A partir de ese instante, las especulaciones se superponen en capas cada vez más gruesas. Algunos sostienen que uno y otro se entregaron voluntariamente a Estados Unidos -lo cual aliviaría el hecho de que un ciudadano mexicano haya sido secuestrado por fuerzas extranjeras en territorio nacional- en busca de un trato privilegiado; otros afirman, desde entonces, que solo Guzmán habría colaborado con la DEA y que Zambada, en cambio, habría sido engañado -en teoría, para visitar ciertos campos de cultivo- o incluso sometido por este.

Días después, el abogado de El Mayo hace pública una carta en la que ofrece una versión radicalmente distinta: según esta, Zambada en efecto fue entrampado por el Chapito, pero para asistir a una reunión de conciliación entre dos políticos rivales -y, para colmo, antiguos rectores de la Universidad de Sinaloa-: el gobernador Rubén Rocha Moya y el diputado electo Héctor Cuén Ojeda. Por si esto no bastase, afirma asimismo que Cuén se dirigía precisamente a esa reunión cuando fue asesinado.

Puesto contra las cuerdas -nada lo irrita más que las acusaciones de connivencia con el narco-, López Obrador insiste en que todo es parte de una campaña para desprestigiarlo y, al lado de Claudia Sheinbaum, viaja a Sinaloa a darle todo su apoyo a Rocha. Para deslindarse, este ha hecho público que justo el día de la supuesta cita había viajado convenientemente con su familia a Estados Unidos. No puede dársele crédito, insisten todos, a un criminal, por más que una y otra vez el Presidente se valiera de los dichos de otros criminales para denunciar los vínculos de Genaro García Luna con el narco.

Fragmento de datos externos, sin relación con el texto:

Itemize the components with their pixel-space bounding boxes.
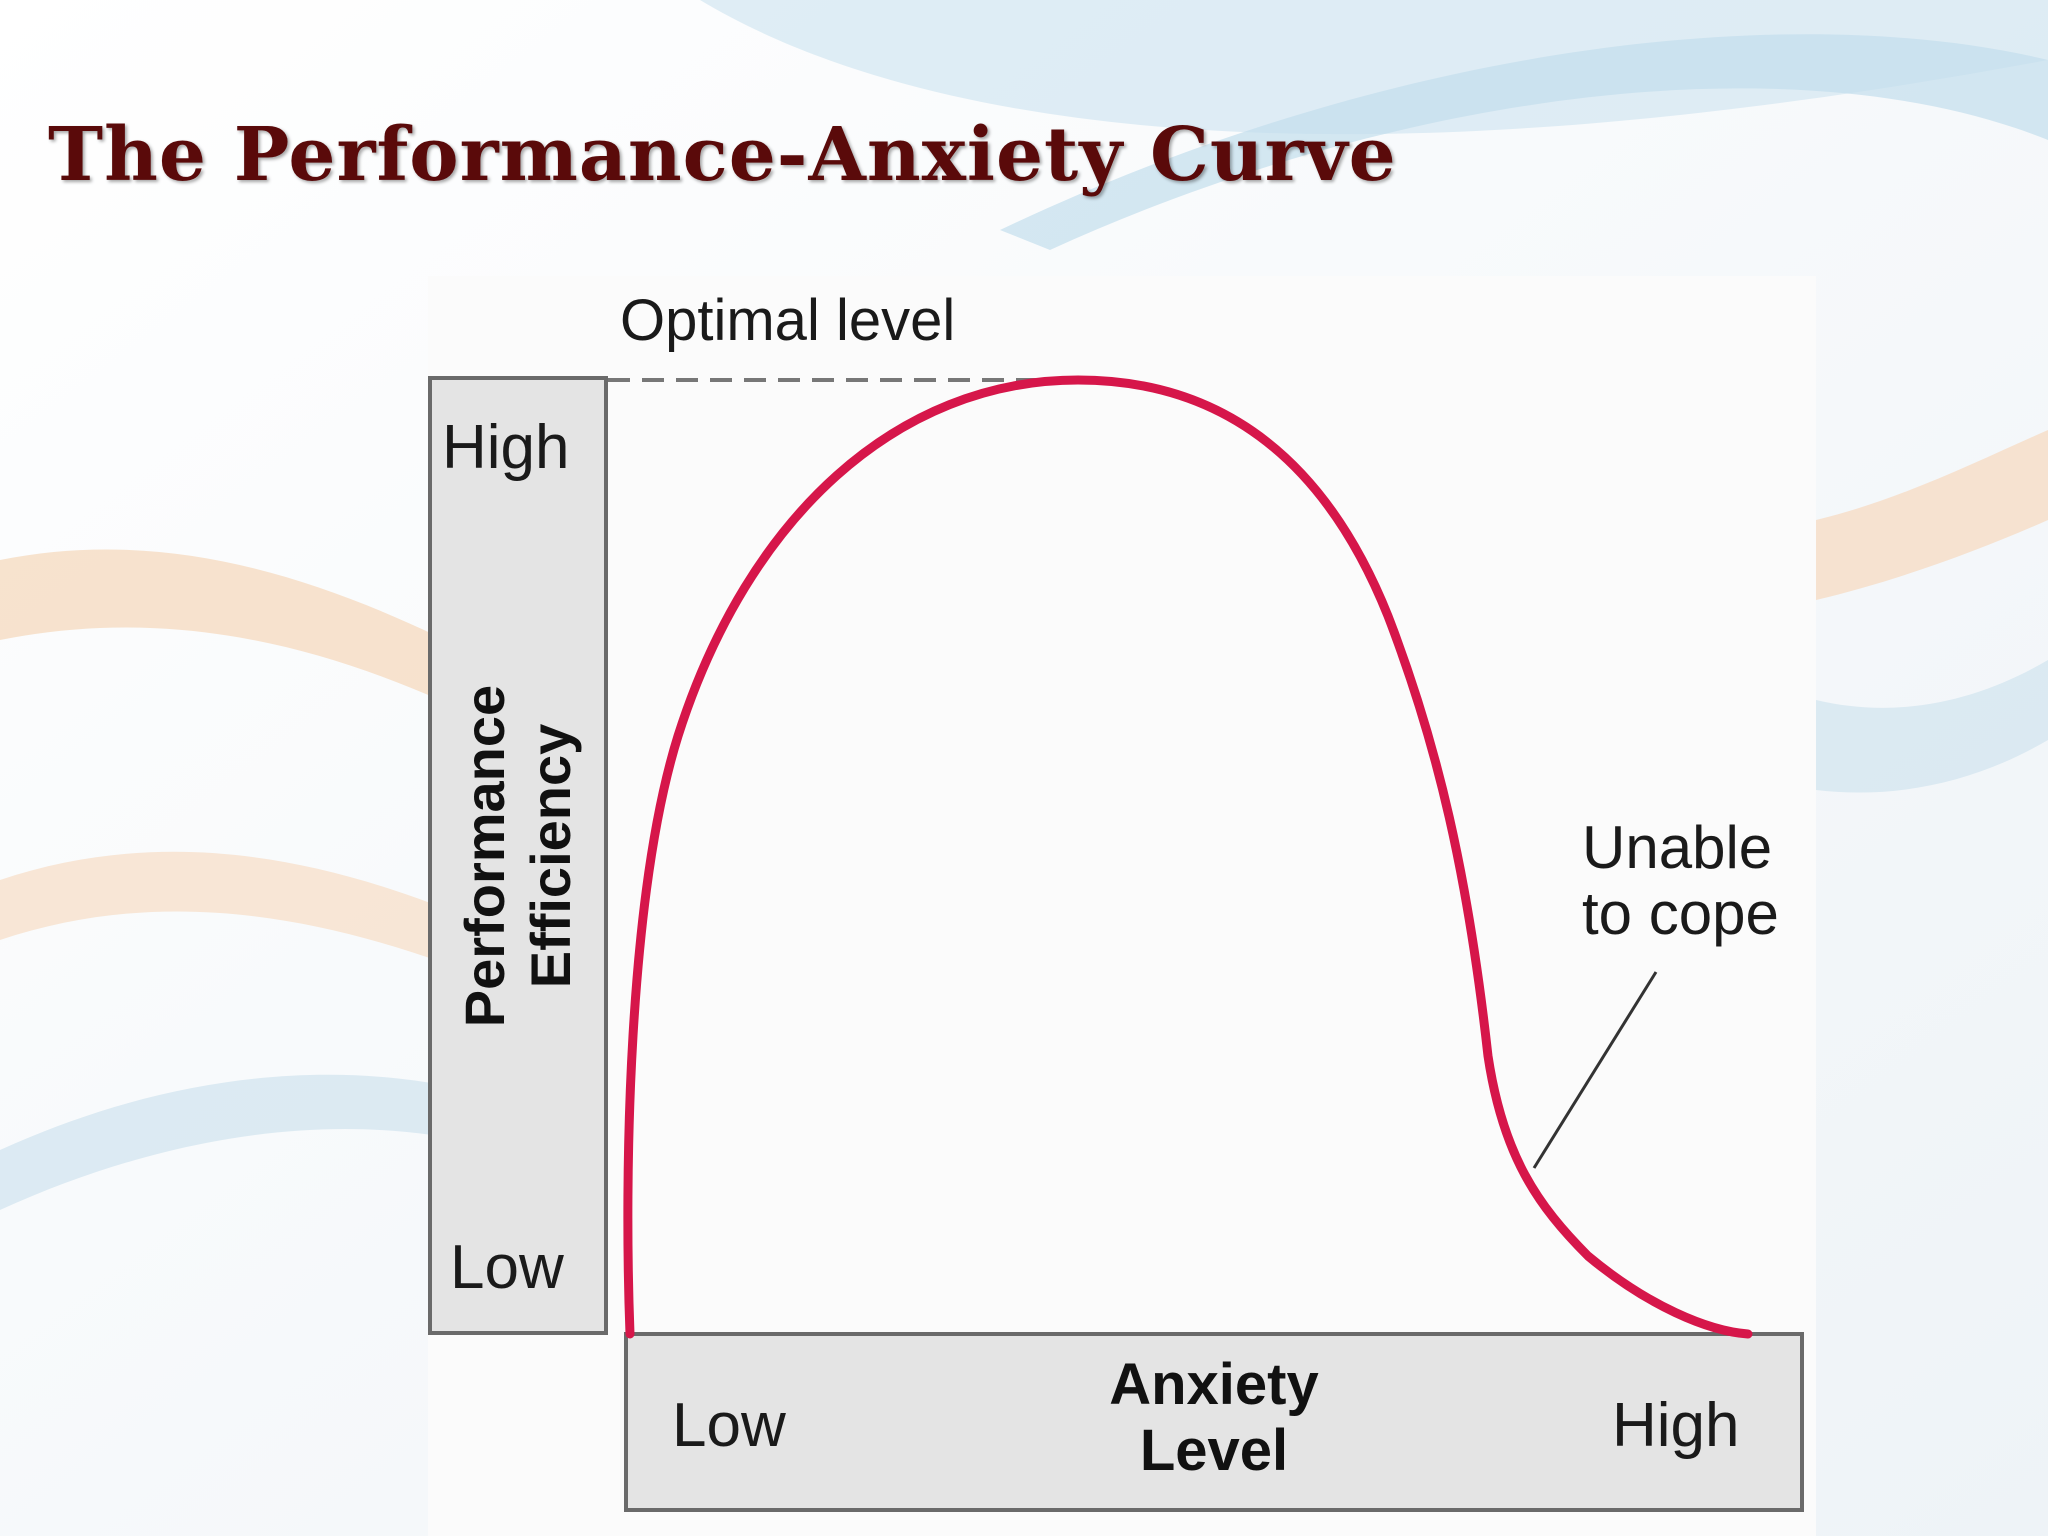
background-swoosh — [1816, 660, 2048, 793]
x-axis-box — [624, 1332, 1804, 1512]
x-axis-high-label: High — [1612, 1391, 1740, 1460]
y-axis-high-label: High — [442, 413, 570, 482]
unable-to-cope-label-line2: to cope — [1582, 880, 1779, 947]
x-axis-title-line1: Anxiety — [1109, 1352, 1319, 1417]
annotation-leader-line — [1532, 971, 1658, 1169]
x-axis-title-line2: Level — [1140, 1418, 1288, 1483]
y-axis-box — [428, 376, 608, 1335]
diagram-figure: Optimal level High Low Performance Effic… — [428, 276, 1816, 1536]
x-axis-low-label: Low — [672, 1391, 786, 1460]
background-swoosh — [700, 0, 2048, 135]
background-swoosh — [0, 1074, 560, 1210]
unable-to-cope-label-line1: Unable — [1582, 814, 1772, 881]
optimal-level-label: Optimal level — [620, 288, 955, 353]
y-axis-title-line2: Efficiency — [519, 724, 582, 989]
slide-title: The Performance-Anxiety Curve — [48, 112, 1397, 198]
background-swoosh — [0, 549, 560, 760]
background-swoosh — [1000, 34, 2048, 250]
performance-curve — [623, 375, 1753, 1339]
y-axis-low-label: Low — [450, 1233, 564, 1302]
performance-anxiety-diagram: Optimal level High Low Performance Effic… — [428, 288, 1804, 1512]
background-swoosh — [0, 851, 560, 1010]
background-swoosh — [1816, 430, 2048, 600]
y-axis-title-line1: Performance — [453, 685, 516, 1027]
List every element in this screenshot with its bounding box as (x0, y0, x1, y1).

Del inmenso sainete -uno más en la larga y tortuosa relación entre México y Estados Unidos en materia de seguridad- no es difícil colegir lo que ha sido obvio desde hace décadas: no existe una división o una frontera nítida entre el Estado y el crimen organizado, sino que ambos forman parte del mismo ecosistema. Con su puritana y muy católica "guerra contra el narco", Calderón quiso convencernos de que había, por un lado, un bando heroico y bueno, representado por el Ejército y las fuerzas de seguridad -y, por supuesto, los militares y políticos que las encabezaban- y, por el otro, un grupo de feroces criminales que había que detener o acribillar a toda costa. Su fracaso -y el origen de la atroz ola de violencia que llega hasta nosotros- se debió a esta fantasía ideológica: el crimen organizado se halla tan imbricado en la sociedad que no hay manera de extirparlo sin destruirla en el proceso.

López Obrador ha sido más explícito sobre esta amalgama que sus predecesores: su lema de "abrazos, no balazos" -que no es, por supuesto, una estrategia, sino una más de sus batallas retóricas- lo único que implica es que el Estado no puede balacear a todos los criminales porque se aniquilaría a sí mismo, junto con enormes porciones de otras comunidades. Su anhelo -tan frustrado como el de Calderón- ha sido otro: volver a los tiempos en los que el Estado y los narcotraficantes podían entenderse sin violencia.

Aun si El Mayo fue engañado, el solo hecho de que le haya parecido normal mediar entre el gobernador y su rival político refleja con claridad dónde estamos. El problema es que, obsesionado con entregarle el control total de la situación a los militares, AMLO no se ha preocupado por lo único que en verdad podría frenar la violencia: construir un Estado de derecho en un país que es, en esta materia, un Estado fallido.